The primary reason that SBA loans are so profitable to banks is that the SBA has created an infrastructure whereby the portions of 7(a) loans guaranteed by the agency can be transformed into AAA rated government bonds. The entity created for this purpose is known as "Colson Securities Corp." An illustration of this is as follows: 1. A bank makes a 1 million dollar loan for a person to buy a franchised gas station using the 7(a) program 2. The interest rate charged is the prime rate + 2.75% 3.

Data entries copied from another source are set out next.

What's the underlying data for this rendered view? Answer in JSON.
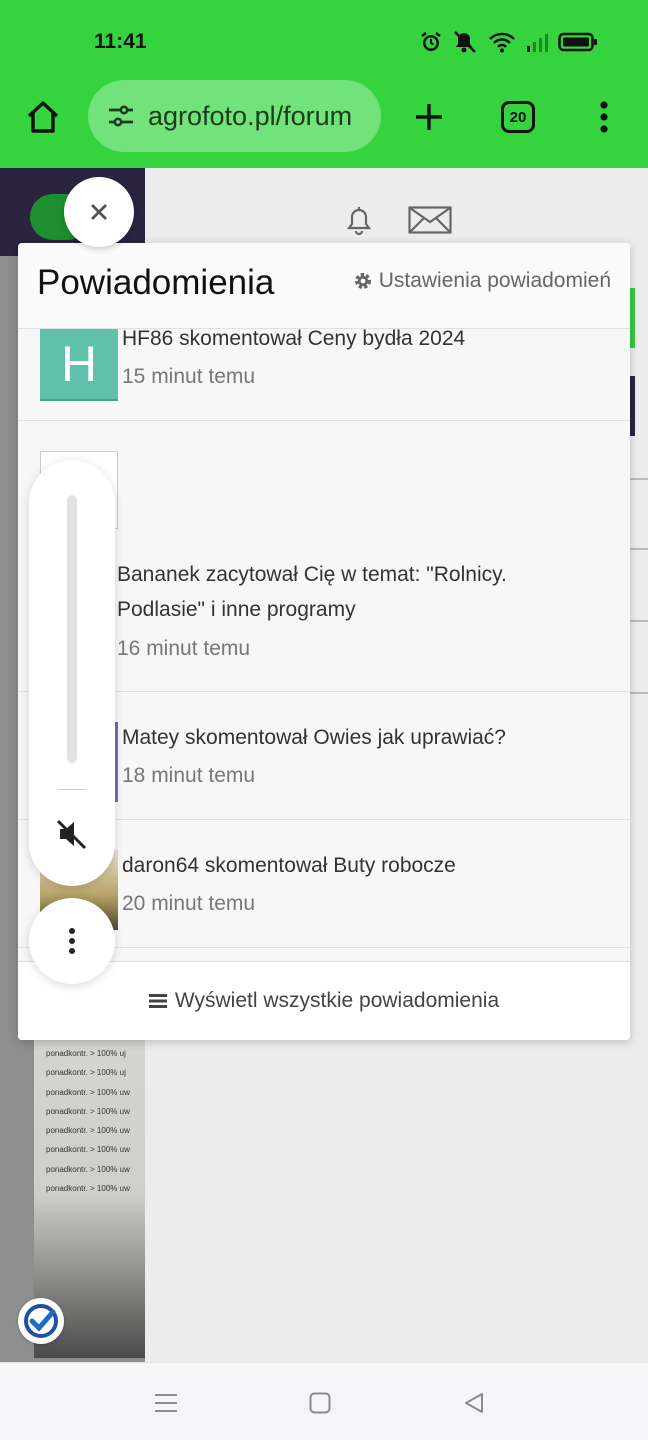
{
  "status_bar": {
    "time": "11:41",
    "icons": [
      "alarm-icon",
      "mute-icon",
      "wifi-icon",
      "signal-icon",
      "battery-icon"
    ]
  },
  "browser": {
    "url": "agrofoto.pl/forum",
    "tab_count": "20",
    "icons": [
      "home-icon",
      "site-settings-icon",
      "plus-icon",
      "tabs-icon",
      "more-vert-icon"
    ]
  },
  "panel": {
    "title": "Powiadomienia",
    "settings_label": "Ustawienia powiadomień",
    "footer_label": "Wyświetl wszystkie powiadomienia",
    "items": [
      {
        "avatar_letter": "H",
        "text": "HF86 skomentował Ceny bydła 2024",
        "time": "15 minut temu"
      },
      {
        "text": "Bananek zacytował Cię w temat: \"Rolnicy. Podlasie\" i inne programy",
        "time": "16 minut temu"
      },
      {
        "text": "Matey skomentował Owies jak uprawiać?",
        "time": "18 minut temu"
      },
      {
        "text": "daron64 skomentował Buty robocze",
        "time": "20 minut temu"
      }
    ]
  },
  "background_page": {
    "lines": [
      "ponadkontr. > 100% uj",
      "ponadkontr. > 100% uj",
      "ponadkontr. > 100% uw",
      "ponadkontr. > 100% uw",
      "ponadkontr. > 100% uw",
      "ponadkontr. > 100% uw",
      "ponadkontr. > 100% uw",
      "ponadkontr. > 100% uw"
    ]
  },
  "colors": {
    "toolbar_green": "#35d33e",
    "avatar_teal": "#5ec2ab",
    "site_dark": "#2a2440"
  }
}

The SBA guarantees 75% of the loan (in this case 750 thousand), so that if the borrower doesn't repay and even if the property can't be sold for anything, the lender would get back 75% of their funds 4. The lender can sell the guaranteed part of the loan as bonds using several intermediary companies and Colson Securities. Since the interest rate for risk free bonds can be as much as 5 percent less then the loan interest rate, the bank can effectively keep the difference by selling the loan for 825 thousand, and is also able to skim about 0.25 to 1 percent of the annual interest payments on this portion, so that the bond buyers essentially get paid the same interest rates as other risk free bonds.

Thus the bank keeps 75 thousand and earns some residual interest. 5. The bank is left with 250 thousand at risk. If the borrower fails, the bank keeps 25% on a pro-rata basis of what the bank can collect from selling the property. Thus the annual ongoing interest earned on its 250 thousand is about prime + 4% (because of the skim) and the bank keeps the upfront gain on the sale of the guaranteed portion, representing an earning of almost 30% on the 250 thousand at risk.

In addition, the bank can sell this portion of the loan to banks such as Bank of the West and Zion's Bank so as to have no money at risk. After these developments, banks created operations for the first mortgage portions of SBA 504 loans to be bought and sold as bonds. While these bonds have no guarantee they are only likely to lose much money only if the value of the properties used as collateral declines more than 50 percent.